Living in Japan, it’s easy to take safety and honesty for granted. This is, after all, the country where public trains make ideal spots for a nap.

That said, with over 150 million people in the country, you’re bound to have a few bad apples, such as the lowlifes who’ve decided there’s no better place for a crime spree than the town of Yamamoto, which was hit hard by the massive earthquake and tsunami of 2011.

Homes throughout Yamamoto, located in Miyagi Prefecture, were destroyed by the quake and following flooding. Many residents have made the painful choice of relocating rather than rebuilding, and the city’s population of 13,269 is more than 3,000 less than it was in 2010, before the disaster struck. With so few residents remaining, at night the streets are practically deserted.

Unfortunately, some thieves have seized the opportunity presented by this lack of watching eyes to enact a string of robberies. The most recent, as well as despicable, occurred at the former location of Yamamoto’s Higashi Day Care Center.

The building itself was washed away by the tsunami, which claimed the lives of three children inside at the time. In their memory, a local volunteer group placed a number of offerings at the site, including prayer sticks and jizo. Jizo are statues of deities often placed along roads to watch over travelers, but they also serve as guardians of the souls of children who pass away at a young age, as well as fetuses not carried to term.

The jizo at the Higashi Day Care Center were produced by monks from the city of Aizuwakamatsu, a town of historical and cultural significance in Fukushima Prefecture, a region which also saw extensive damage in the 2013 earthquake. Five jizo were made, three of which were 20 centimeters (7.9 inches) tall, and two measuring 15 centimeters, with the size differential representing the bond between the children and their parents. The porcelain statues, along with the prayer sticks and three alters with flowers, were placed at the site of the day care center on August 23.

▼ Prayer sticks

Jizo

Several days later, to the volunteers’ shock, the alters, seven prayer sticks, and three large jizo had all been made off with, along with another prayer stick the group had tied to a nearby bridge. “I never imagined someone would steal offerings for children who lost their lives,” said Hitomi Kano, the appalled representative director of the organization. The volunteers filed a report with police in the nearby precinct of Watari on September 3.

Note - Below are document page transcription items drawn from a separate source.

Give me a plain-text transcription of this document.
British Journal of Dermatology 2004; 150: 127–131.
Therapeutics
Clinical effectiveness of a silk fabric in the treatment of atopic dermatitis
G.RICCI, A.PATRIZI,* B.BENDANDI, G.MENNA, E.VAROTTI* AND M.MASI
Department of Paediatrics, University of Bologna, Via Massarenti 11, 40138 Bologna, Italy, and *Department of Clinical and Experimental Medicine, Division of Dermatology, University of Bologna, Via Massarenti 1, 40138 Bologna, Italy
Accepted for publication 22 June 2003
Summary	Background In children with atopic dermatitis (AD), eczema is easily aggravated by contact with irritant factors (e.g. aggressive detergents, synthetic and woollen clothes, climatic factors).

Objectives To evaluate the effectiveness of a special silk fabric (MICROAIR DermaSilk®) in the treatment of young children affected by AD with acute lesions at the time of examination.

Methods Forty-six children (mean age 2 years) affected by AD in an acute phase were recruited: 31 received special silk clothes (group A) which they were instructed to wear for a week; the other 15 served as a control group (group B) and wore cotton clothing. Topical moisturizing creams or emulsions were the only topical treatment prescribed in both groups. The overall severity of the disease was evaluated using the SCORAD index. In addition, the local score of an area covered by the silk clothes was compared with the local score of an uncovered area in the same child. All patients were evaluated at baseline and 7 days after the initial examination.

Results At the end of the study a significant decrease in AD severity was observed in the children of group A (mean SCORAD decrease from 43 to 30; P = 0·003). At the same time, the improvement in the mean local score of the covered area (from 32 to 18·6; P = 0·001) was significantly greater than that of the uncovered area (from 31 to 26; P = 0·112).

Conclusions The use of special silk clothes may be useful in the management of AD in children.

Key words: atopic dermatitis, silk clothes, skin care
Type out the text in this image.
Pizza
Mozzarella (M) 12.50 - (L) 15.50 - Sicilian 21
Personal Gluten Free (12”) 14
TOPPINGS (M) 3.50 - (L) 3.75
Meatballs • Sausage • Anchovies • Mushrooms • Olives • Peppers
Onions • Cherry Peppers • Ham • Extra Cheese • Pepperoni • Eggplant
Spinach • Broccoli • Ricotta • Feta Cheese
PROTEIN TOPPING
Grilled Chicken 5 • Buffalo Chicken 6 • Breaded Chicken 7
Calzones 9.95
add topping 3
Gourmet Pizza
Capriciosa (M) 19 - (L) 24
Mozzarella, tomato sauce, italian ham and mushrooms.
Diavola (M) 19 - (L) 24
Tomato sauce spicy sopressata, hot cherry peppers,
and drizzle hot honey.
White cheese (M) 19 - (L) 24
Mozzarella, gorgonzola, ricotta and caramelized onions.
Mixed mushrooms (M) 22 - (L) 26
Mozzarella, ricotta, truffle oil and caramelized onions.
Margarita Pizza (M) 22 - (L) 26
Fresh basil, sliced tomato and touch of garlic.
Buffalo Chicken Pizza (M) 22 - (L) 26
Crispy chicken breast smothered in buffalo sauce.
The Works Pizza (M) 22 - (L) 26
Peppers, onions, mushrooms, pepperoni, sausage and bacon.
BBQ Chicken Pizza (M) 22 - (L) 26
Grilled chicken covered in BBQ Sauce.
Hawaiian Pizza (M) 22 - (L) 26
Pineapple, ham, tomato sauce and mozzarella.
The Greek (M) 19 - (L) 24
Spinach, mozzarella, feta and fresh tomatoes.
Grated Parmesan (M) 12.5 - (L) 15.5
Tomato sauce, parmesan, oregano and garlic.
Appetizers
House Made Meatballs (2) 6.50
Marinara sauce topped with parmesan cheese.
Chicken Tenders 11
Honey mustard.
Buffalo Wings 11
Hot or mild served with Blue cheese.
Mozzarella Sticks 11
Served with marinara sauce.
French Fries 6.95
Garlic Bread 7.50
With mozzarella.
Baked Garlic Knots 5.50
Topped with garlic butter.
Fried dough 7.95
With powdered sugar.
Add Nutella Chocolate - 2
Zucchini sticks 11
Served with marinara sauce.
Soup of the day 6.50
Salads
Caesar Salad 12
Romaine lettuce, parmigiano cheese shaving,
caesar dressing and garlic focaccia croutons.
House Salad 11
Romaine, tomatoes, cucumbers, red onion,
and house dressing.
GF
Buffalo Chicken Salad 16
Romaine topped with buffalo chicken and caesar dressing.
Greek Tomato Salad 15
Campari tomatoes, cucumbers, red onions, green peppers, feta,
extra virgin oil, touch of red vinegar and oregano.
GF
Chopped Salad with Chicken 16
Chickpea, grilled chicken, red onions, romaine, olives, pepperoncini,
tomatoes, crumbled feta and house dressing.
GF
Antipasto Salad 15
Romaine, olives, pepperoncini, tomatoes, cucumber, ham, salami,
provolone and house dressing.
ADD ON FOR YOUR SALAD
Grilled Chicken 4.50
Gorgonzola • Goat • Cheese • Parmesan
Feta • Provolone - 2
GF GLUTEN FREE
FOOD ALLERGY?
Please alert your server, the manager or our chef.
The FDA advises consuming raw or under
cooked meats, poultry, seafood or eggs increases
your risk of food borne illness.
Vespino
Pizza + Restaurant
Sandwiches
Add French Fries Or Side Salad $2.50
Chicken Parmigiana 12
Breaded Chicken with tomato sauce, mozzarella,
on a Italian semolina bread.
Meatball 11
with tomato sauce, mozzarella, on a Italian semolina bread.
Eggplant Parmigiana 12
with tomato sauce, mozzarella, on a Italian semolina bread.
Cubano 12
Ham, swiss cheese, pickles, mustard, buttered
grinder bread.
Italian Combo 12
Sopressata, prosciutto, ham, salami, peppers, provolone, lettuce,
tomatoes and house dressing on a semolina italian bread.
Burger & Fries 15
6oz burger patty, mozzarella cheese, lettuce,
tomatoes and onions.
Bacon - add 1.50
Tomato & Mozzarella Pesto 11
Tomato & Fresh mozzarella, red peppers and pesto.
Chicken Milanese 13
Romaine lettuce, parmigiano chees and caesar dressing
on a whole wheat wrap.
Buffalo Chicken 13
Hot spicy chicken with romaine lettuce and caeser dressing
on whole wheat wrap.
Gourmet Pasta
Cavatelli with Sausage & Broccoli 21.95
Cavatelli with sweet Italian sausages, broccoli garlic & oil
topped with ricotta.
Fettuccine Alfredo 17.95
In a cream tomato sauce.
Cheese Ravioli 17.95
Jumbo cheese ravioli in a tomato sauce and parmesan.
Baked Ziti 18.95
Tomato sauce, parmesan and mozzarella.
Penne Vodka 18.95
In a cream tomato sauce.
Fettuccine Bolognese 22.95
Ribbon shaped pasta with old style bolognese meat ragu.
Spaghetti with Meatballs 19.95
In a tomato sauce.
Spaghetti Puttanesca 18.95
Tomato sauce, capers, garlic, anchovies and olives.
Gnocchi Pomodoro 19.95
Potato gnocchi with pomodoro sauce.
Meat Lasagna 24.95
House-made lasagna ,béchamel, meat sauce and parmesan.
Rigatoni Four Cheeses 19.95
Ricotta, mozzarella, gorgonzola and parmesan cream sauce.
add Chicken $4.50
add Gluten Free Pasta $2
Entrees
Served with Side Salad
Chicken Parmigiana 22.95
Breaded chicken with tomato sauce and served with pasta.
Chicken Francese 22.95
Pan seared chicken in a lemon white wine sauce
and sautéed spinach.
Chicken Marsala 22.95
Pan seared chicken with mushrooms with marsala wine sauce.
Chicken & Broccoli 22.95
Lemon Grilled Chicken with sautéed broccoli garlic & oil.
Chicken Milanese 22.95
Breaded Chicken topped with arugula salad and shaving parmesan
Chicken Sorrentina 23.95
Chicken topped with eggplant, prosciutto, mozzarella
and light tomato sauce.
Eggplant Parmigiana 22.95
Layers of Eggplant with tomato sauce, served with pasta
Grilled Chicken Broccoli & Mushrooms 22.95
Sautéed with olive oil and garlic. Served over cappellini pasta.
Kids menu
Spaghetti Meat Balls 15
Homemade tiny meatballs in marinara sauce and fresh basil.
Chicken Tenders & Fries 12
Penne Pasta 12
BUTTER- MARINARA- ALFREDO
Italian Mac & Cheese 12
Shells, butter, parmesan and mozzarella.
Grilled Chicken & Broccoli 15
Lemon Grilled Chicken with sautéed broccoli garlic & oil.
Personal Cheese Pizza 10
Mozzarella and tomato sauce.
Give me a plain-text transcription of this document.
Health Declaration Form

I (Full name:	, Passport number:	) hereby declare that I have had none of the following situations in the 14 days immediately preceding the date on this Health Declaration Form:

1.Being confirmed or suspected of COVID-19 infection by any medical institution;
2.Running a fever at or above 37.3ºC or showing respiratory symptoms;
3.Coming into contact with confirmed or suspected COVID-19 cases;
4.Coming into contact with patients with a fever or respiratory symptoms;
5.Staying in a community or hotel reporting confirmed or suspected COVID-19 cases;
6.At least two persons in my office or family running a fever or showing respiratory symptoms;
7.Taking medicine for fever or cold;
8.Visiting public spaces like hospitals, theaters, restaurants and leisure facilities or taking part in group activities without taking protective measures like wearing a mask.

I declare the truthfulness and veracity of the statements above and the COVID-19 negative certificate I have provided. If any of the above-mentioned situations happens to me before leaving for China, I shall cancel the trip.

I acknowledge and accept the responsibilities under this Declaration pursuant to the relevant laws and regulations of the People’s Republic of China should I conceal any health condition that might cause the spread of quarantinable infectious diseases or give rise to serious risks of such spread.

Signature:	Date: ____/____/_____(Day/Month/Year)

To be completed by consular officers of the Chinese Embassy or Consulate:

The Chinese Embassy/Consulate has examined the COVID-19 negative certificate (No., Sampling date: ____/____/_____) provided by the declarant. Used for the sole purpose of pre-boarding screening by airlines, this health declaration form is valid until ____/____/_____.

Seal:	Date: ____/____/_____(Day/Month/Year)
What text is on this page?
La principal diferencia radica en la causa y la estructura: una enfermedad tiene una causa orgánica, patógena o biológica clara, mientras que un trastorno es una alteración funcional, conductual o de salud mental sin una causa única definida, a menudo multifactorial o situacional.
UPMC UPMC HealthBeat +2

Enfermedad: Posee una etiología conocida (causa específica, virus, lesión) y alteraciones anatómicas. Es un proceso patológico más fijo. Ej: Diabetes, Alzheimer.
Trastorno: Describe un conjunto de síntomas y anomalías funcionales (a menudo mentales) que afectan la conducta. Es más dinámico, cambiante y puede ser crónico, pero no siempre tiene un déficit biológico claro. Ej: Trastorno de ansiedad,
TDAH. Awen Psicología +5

Sadly, this was not an isolated incident in Yamamoto, where a similar theft occurred at Fumonji Temple, located in the town’s mountains. Damage from the tsunami at Fumonji was so extensive that several graves were overturned, spilling the ashes interred within them. These were gathered and shaped into a burial mound, atop which was placed a statue of Kannon, the Buddhist goddess of mercy. In May, the 30-kilogram (66-pound) statue was stolen, with tracks in the earth showing it had been dragged away. Eight days after the theft was announced to the public, the statue was anonymously returned to its original location.

▼ Fumonji’s statue of Kannon

More secular robberies have taken place at a roadside construction site along a highway in Yamamoto, which thieves hit twice last month, carrying away a total of 149 sheets of steel. “We suspect they will try to sell them as scrap metal,” said a spokesperson from the prefectural Public Works Bureau.

The Watari Police Precinct is continuing its investigation into the thefts, and stresses that citizens should be extra cautious with their property and report any suspicious activity to the authorities. In the interest of preventing further crimes, 160 light installations have been placed in Yamamoto, primarily in the areas that sustained the greatest flood damage.

“We haven’t seen anything like this in Watari,” said the lead investigator on the case, “so we don’t know why this continues to happen in Yamamoto. We don’t understand why this keeps happening, other than that some people want to cause additional grief for the victims and survivors of the disaster.”

We don’t have any theories about the motive behind these crimes either, but we have no shortage of ideas about what we’d like done to the people responsible.